La maternité n’est pas un fait d’armes
J’ai toujours pensé que les mères et les grands-mères méritaient souvent une médaille de bravoure et de persévérance. Or, je suis désolée de constater qu’elles demeurent si convaincues de devoir à elles seules porter tout le poids de la lutte contre les injustices sociales et les changements climatiques. L’urgence qu’on doit ressentir face à des enjeux de la plus haute importance doit être une préoccupation de tous, qu’on soit ou non jeunes, vieux, parents, grands-parents.
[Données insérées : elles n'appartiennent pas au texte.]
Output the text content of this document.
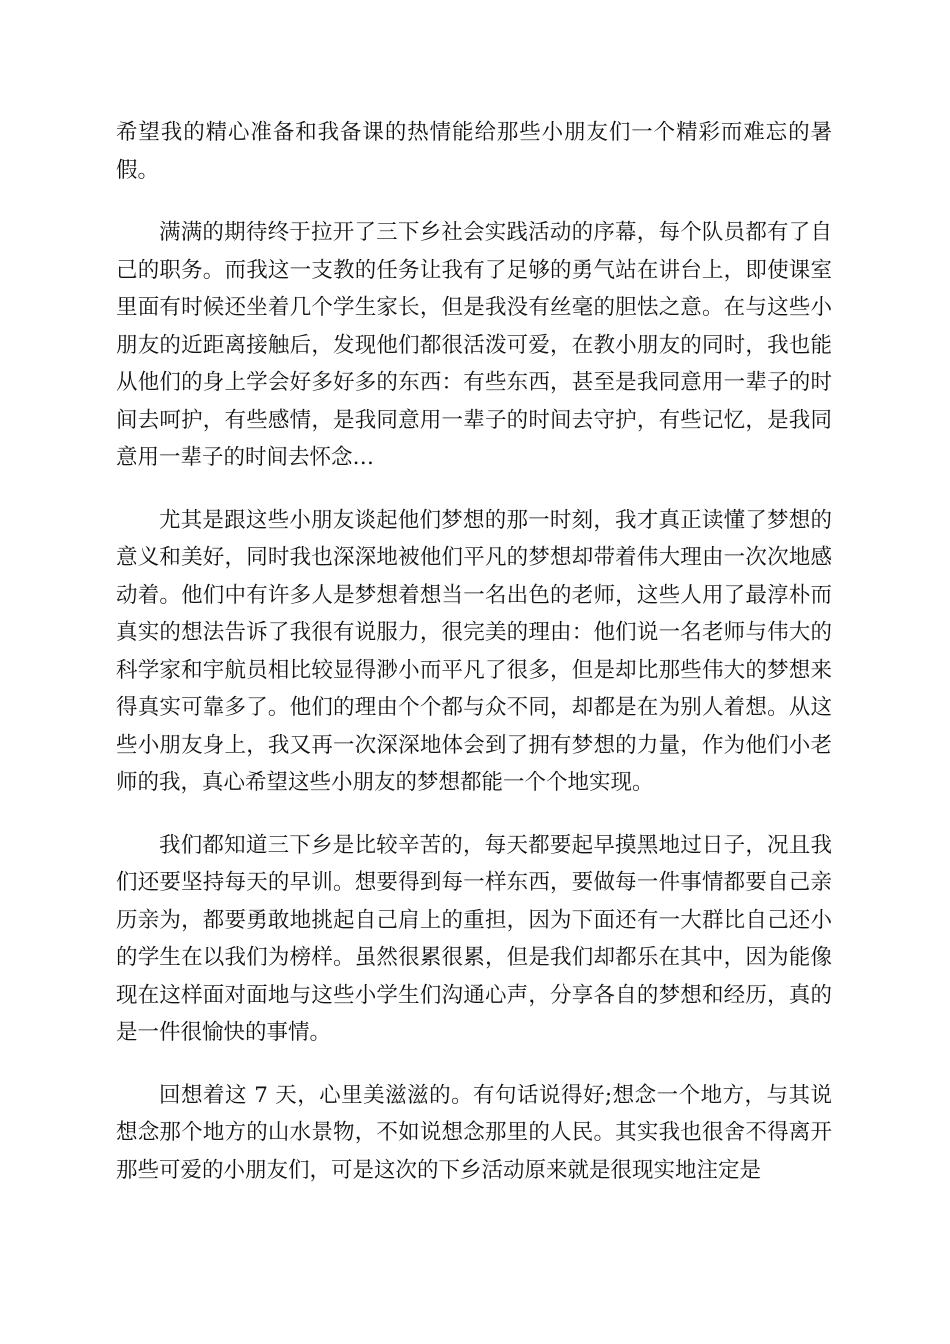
希望我的精心准备和我备课的热情能给那些小朋友们一个精彩而难忘的暑假。

满满的期待终于拉开了三下乡社会实践活动的序幕，每个队员都有了自己的职务。而我这一支教的任务让我有了足够的勇气站在讲台上，即使课室里面有时候还坐着几个学生家长，但是我没有丝毫的胆怯之意。在与这些小朋友的近距离接触后，发现他们都很活泼可爱，在教小朋友的同时，我也能从他们的身上学会好多好多的东西：有些东西，甚至是我同意用一辈子的时间去呵护，有些感情，是我同意用一辈子的时间去守护，有些记忆，是我同意用一辈子的时间去怀念…

尤其是跟这些小朋友谈起他们梦想的那一时刻，我才真正读懂了梦想的意义和美好，同时我也深深地被他们平凡的梦想却带着伟大理由一次次地感动着。他们中有许多人是梦想着想当一名出色的老师，这些人用了最淳朴而真实的想法告诉了我很有说服力，很完美的理由：他们说一名老师与伟大的科学家和宇航员相比较显得渺小而平凡了很多，但是却比那些伟大的梦想来得真实可靠多了。他们的理由个个都与众不同，却都是在为别人着想。从这些小朋友身上，我又再一次深深地体会到了拥有梦想的力量，作为他们小老师的我，真心希望这些小朋友的梦想都能一个个地实现。

我们都知道三下乡是比较辛苦的，每天都要起早摸黑地过日子，况且我们还要坚持每天的早训。想要得到每一样东西，要做每一件事情都要自己亲历亲为，都要勇敢地挑起自己肩上的重担，因为下面还有一大群比自己还小的学生在以我们为榜样。虽然很累很累，但是我们却都乐在其中，因为能像现在这样面对面地与这些小学生们沟通心声，分享各自的梦想和经历，真的是一件很愉快的事情。

回想着这 7 天，心里美滋滋的。有句话说得好;想念一个地方，与其说想念那个地方的山水景物，不如说想念那里的人民。其实我也很舍不得离开那些可爱的小朋友们，可是这次的下乡活动原来就是很现实地注定是
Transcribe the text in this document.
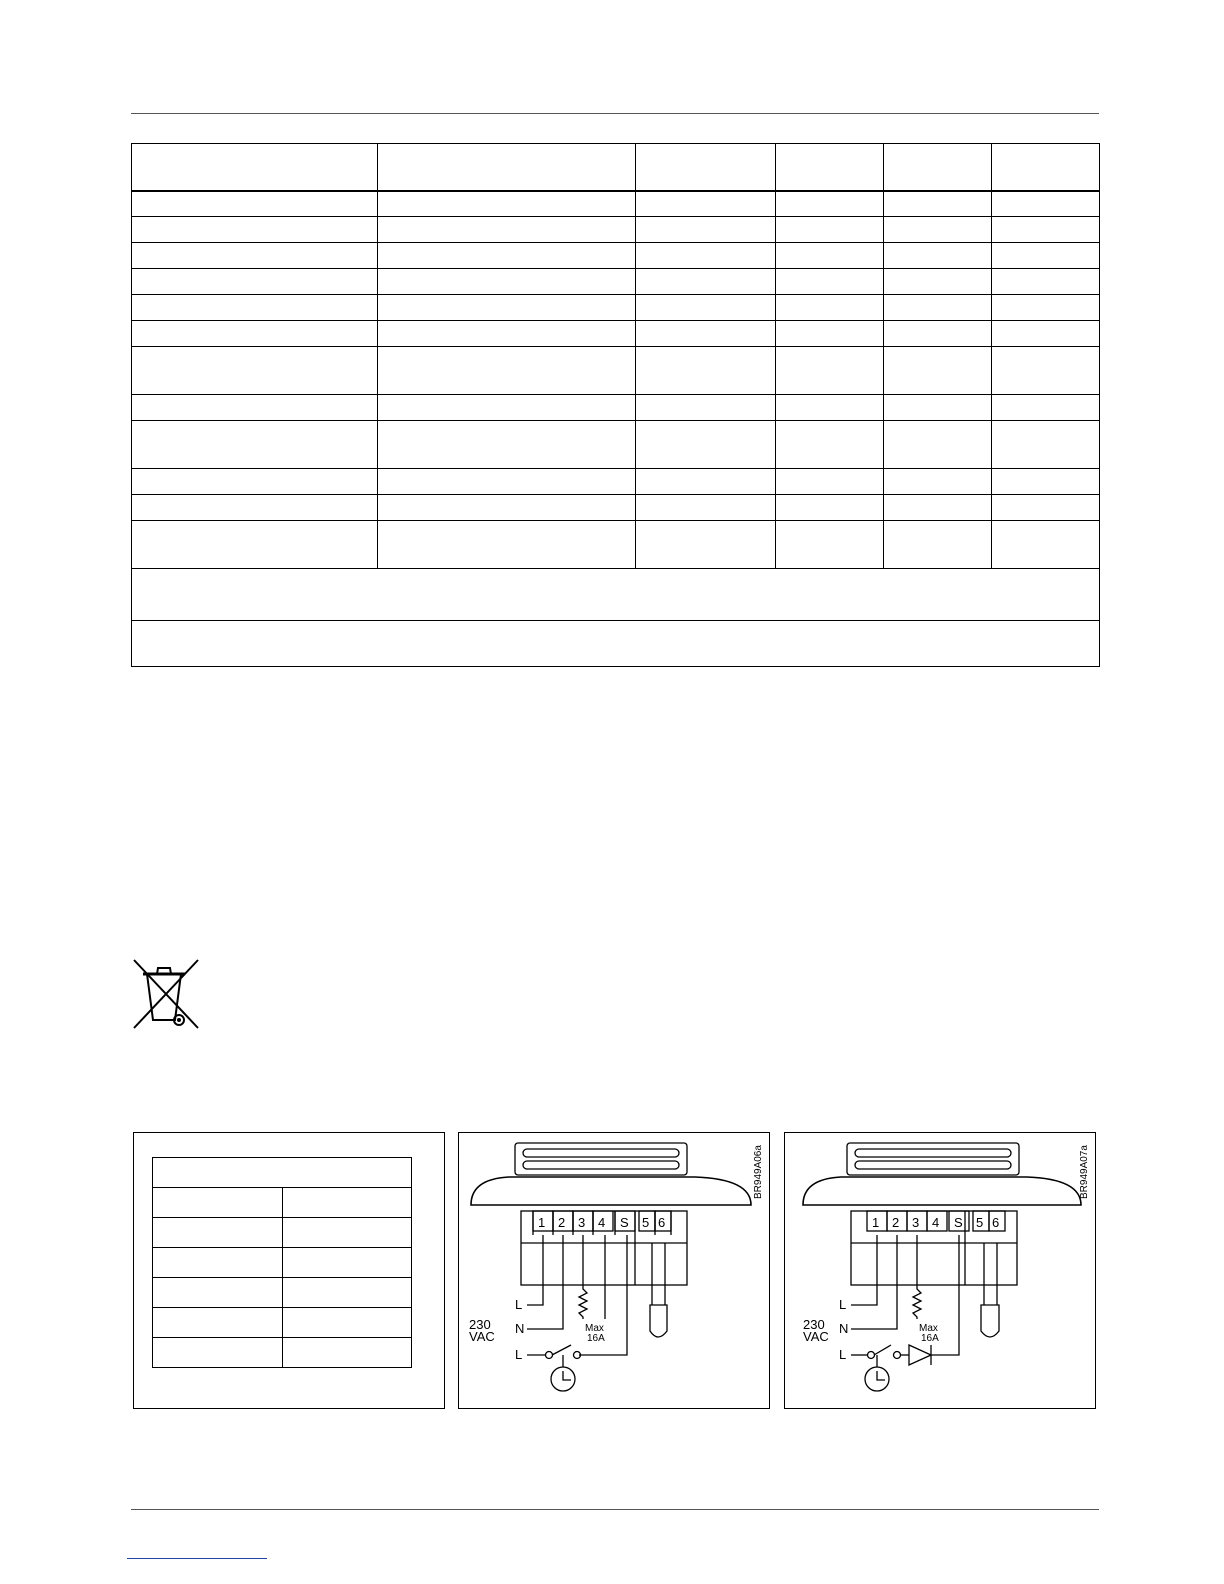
1 2 3 4 S 5 6
L
N
L
230 VAC
Max 16A
BR949A06a
1 2 3 4 S 5 6
L
N
L
230 VAC
Max 16A
BR949A07a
En juin 2020, ce fut pour moi un baume de lire un recueil de textes littéraires intitulé Nullipares, oeuvre d’un collectif dirigé par Claire Legendre (éditions Hamac) sur un sujet tabou : le vécu des femmes sans enfants. Il était temps. Les nullipares ne vivent pas en vase clos, centrées sur le nombril, indifférentes aux questions touchant la jeune génération.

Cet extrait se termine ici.